Okay. And then excluding one-time shortages, what was the amortization expense in 2017 versus 2016?

Ronan O'Caoimh

Analyst

The amortization expense in 2017 was $3.3 million and it was $2.8 million in '16.

Paul Nouri

Analyst

Okay. Because once the Cardiac program was abandoned out under the impression that costs were going to fall at least somewhat in 2017, but they seem to have continued increasing. So maybe you can reconcile that for me?

Ronan O'Caoimh

Analyst

We have that obviously the vast majority of the cost in relation to Meritas had been capitalized as development cost. There was some costs which were going through the income statement and what we have said at the time was, that a lot of those costs would remain in the P&L because we would have people evaluating what their options were for that particular platform. We also decided that we will redeploy some of the individuals throughout the Company. And then, there were other costs which are mainly third-party costs which did get eliminated, would have been offset by the other inflationary costs within the SG&A line.

Paul Nouri

Analyst

Okay. And then, how should we think about profitability then going into 2018 while operating expenses rise with revenue? Or what are some of the dynamics?

Kevin Tansley

Analyst

The majority of our operating expenses are fixed in nature. So we don't think there is going to be a huge increase, if revenues do increase. So obviously the key thing is in terms of what the revenue is going to be? Ronan would have outlined that to think about things in terms of zero to low-single digit growth. If you are to take that the lower end of that, which will be the zero end of that. I still think we'll get some improvement in gross margin for no other reason that mix didn't quite help with this year and we would have maybe modest increases in our SG&A costs. And we'd hopefully get a modest enough increase on operating profits. And if we go up to the sort of low-single digit level say for example $99 million or $102 million, you would be maybe seeing an operating profit moving somewhere like $5.4 million $5.5 million at the moment around $7 million $7.5 million maybe a little bit higher. It's quite a leverage effect as you get top line growth notwithstanding the fact that it isn't at such a modest level. So to say, we can go from that $5.5 million of operating profit with 99 to maybe 7.5, 7.7 in with $102 million.

Paul Nouri

Analyst

Okay. And then I think if I read it correctly, capital expenditures were $4.5 million for the quarter which seems a little high. But what was the factor behind that?

Kevin Tansley

Analyst

I was similar enough I mean if you look at last year's number in quarter four which would have nothing from Meritas, it was broadly in line with just a little bit higher. We did have some expenditure in relation to our Brazilian plant, which we incurred during the quarter. And other than that it would have been broadly in line with what we would have seen before.

Operator

Operator

[Operator Instructions] And I'm showing no additional questions.
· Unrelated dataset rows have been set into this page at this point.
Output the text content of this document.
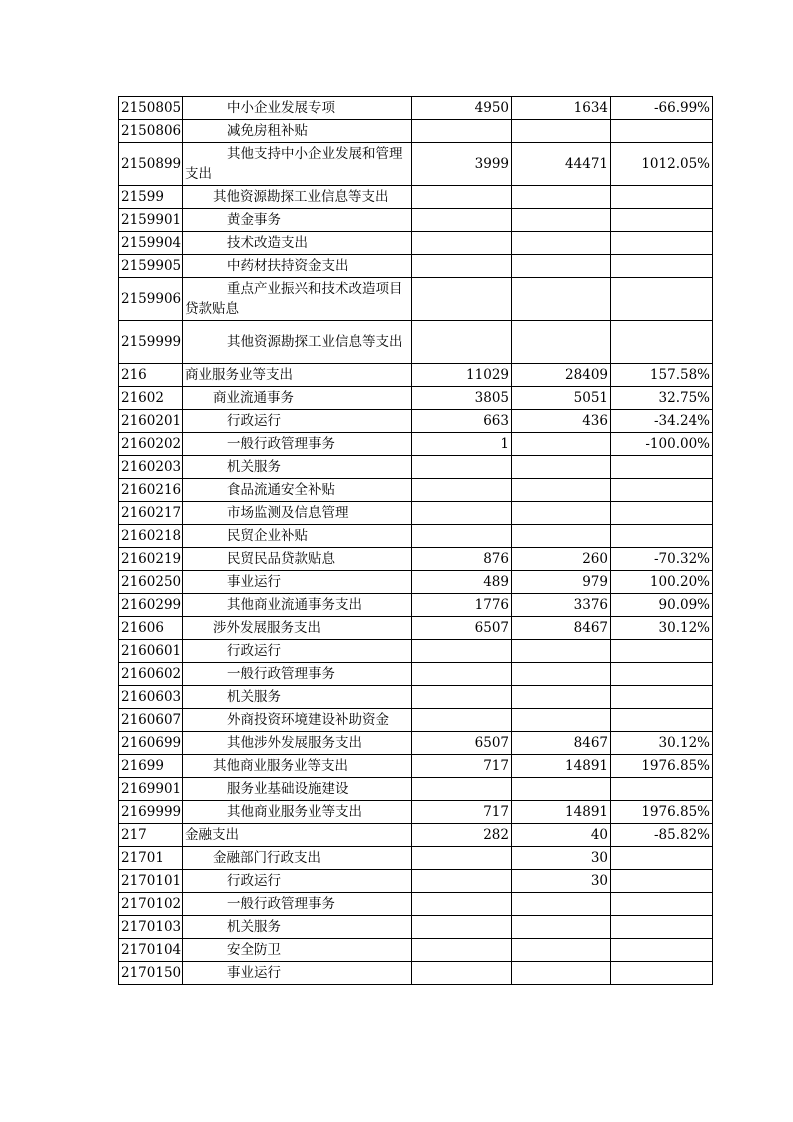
2150805	中小企业发展专项	4950	1634	-66.99%
2150806	减免房租补贴			
2150899	其他支持中小企业发展和管理支出	3999	44471	1012.05%
21599	其他资源勘探工业信息等支出			
2159901	黄金事务			
2159904	技术改造支出			
2159905	中药材扶持资金支出			
2159906	重点产业振兴和技术改造项目贷款贴息			
2159999	其他资源勘探工业信息等支出			
216	商业服务业等支出	11029	28409	157.58%
21602	商业流通事务	3805	5051	32.75%
2160201	行政运行	663	436	-34.24%
2160202	一般行政管理事务	1		-100.00%
2160203	机关服务			
2160216	食品流通安全补贴			
2160217	市场监测及信息管理			
2160218	民贸企业补贴			
2160219	民贸民品贷款贴息	876	260	-70.32%
2160250	事业运行	489	979	100.20%
2160299	其他商业流通事务支出	1776	3376	90.09%
21606	涉外发展服务支出	6507	8467	30.12%
2160601	行政运行			
2160602	一般行政管理事务			
2160603	机关服务			
2160607	外商投资环境建设补助资金			
2160699	其他涉外发展服务支出	6507	8467	30.12%
21699	其他商业服务业等支出	717	14891	1976.85%
2169901	服务业基础设施建设			
2169999	其他商业服务业等支出	717	14891	1976.85%
217	金融支出	282	40	-85.82%
21701	金融部门行政支出		30	
2170101	行政运行		30	
2170102	一般行政管理事务			
2170103	机关服务			
2170104	安全防卫			
2170150	事业运行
Mr. O'Caoimh, I'll hand it back to you for your closing remarks.

Ronan O'Caoimh

Analyst

Thank you very much. We'll close the call now and look forward to talking to you at our next conference call. So thank you very much and good afternoon.

Operator

Operator

Thank you. Ladies and gentlemen, the conference has concluded. Thank you for attending today’s presentation. At this time, you may disconnect your lines.